“He’s truly been a blessing to us because he has taught us so much. There are a lot of things that we took for granted.”
Craig resident Steve Mudge on his son, Kelton, who recently graduated from Horizons Specialized Services’ Early Intervention program for developmentally disabled children.
December is an important month for Moffat County families who rely on Horizons Specialized Services. Read more...
At first blush, Kelton Mudge appears to be just like any other 3-year-old boy.
He’s quick with a smile, loves to laugh and sing, and can invent new games on a whim, like “zipper coat” — zipping and unzipping someone’s jacket to hear the funny noise it makes.
But, there was a time when Kelton’s parents, Megan and Steve, worried whether their son would be able to lead a normal life.
“When he was born, they told us he wouldn’t be able to walk or talk or do anything on his own,” Megan said. “That he’d live in a vegetative state.”
Kelton contracted hydrocephalus while still in the womb, which caused a grade three interventricular hemorrhage to the brain.
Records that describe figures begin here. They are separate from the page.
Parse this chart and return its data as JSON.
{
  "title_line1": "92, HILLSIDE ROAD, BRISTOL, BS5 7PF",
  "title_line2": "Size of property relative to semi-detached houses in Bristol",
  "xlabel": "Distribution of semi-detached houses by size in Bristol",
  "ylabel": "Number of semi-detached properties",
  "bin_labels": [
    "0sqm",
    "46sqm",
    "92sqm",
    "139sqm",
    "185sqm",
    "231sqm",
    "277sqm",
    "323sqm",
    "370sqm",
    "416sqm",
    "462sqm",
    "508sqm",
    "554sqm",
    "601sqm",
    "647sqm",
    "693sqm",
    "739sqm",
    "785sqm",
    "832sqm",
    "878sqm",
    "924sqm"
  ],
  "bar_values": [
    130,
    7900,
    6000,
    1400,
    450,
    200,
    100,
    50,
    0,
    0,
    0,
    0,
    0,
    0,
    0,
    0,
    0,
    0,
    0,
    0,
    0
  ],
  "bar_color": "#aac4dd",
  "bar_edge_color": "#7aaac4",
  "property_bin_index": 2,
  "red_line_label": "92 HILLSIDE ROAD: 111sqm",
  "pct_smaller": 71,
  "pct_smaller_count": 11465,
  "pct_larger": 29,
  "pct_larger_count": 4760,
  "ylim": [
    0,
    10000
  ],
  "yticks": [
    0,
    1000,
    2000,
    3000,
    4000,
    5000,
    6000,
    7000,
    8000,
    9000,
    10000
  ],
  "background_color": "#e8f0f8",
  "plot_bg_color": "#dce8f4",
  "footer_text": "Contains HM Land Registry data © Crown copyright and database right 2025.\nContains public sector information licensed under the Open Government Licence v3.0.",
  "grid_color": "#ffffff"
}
He underwent two brain surgeries before he was a month old.
Kelton was also diagnosed with optic nerve atrophy at birth and lost the majority of his eyesight.
Rather than accept Kelton’s preliminary diagnosis, Megan and Steve enrolled their son in Horizons Specialized Services’ Early Intervention program for newborns to 3-year-olds.
The program is designed to help teach children with developmental disabilities basic motor skills such as crawling, walking, climbing stairs and how to communicate.
Occupational therapist Jodi Glaisher began meeting with Kelton once a week from the time he was 4 months old, Steve said.
“Jodi was amazing for us. There were a couple of times when she would just come over and talk,” he said. “It was good to have someone around who understood children and how to work with them.
“Kelton still talks about her. She was very instrumental in his upbringing to this point.”
Steve said Glaisher designed the work she and Kelton needed to do around play or fun activities.
“I like her, she’s my friend,” Kelton said of Glaisher. “We played together.”
Considering Kelton’s initial diagnosis, the progress he’s made in the last three years is a testament to the work done by Horizons’ staffers, the Mudges said.
“He’s truly been a blessing to us because he has taught us so much,” Steve said. “There are a lot of things that we took for granted.”
Megan said Kelton graduated from the Early Intervention program in May. She and her husband continue to celebrate their son’s small victories.
“We’re pretty impressed with him because everything he does is new to him,” Megan said. “He’s just been an inspiration.”
Now that Kelton is out of the program, Steve said the family is focusing on treating Kelton like any other child.
“That’s the biggest thing,” he said. “We don’t want him to be any different. If you want something, you go get it. You don’t ask someone else to get it for you.”
Kelton, his parents said, is embracing his independence.
Horizons Specialized Services is currently in the midst of its annual Little Points of Light fundraiser.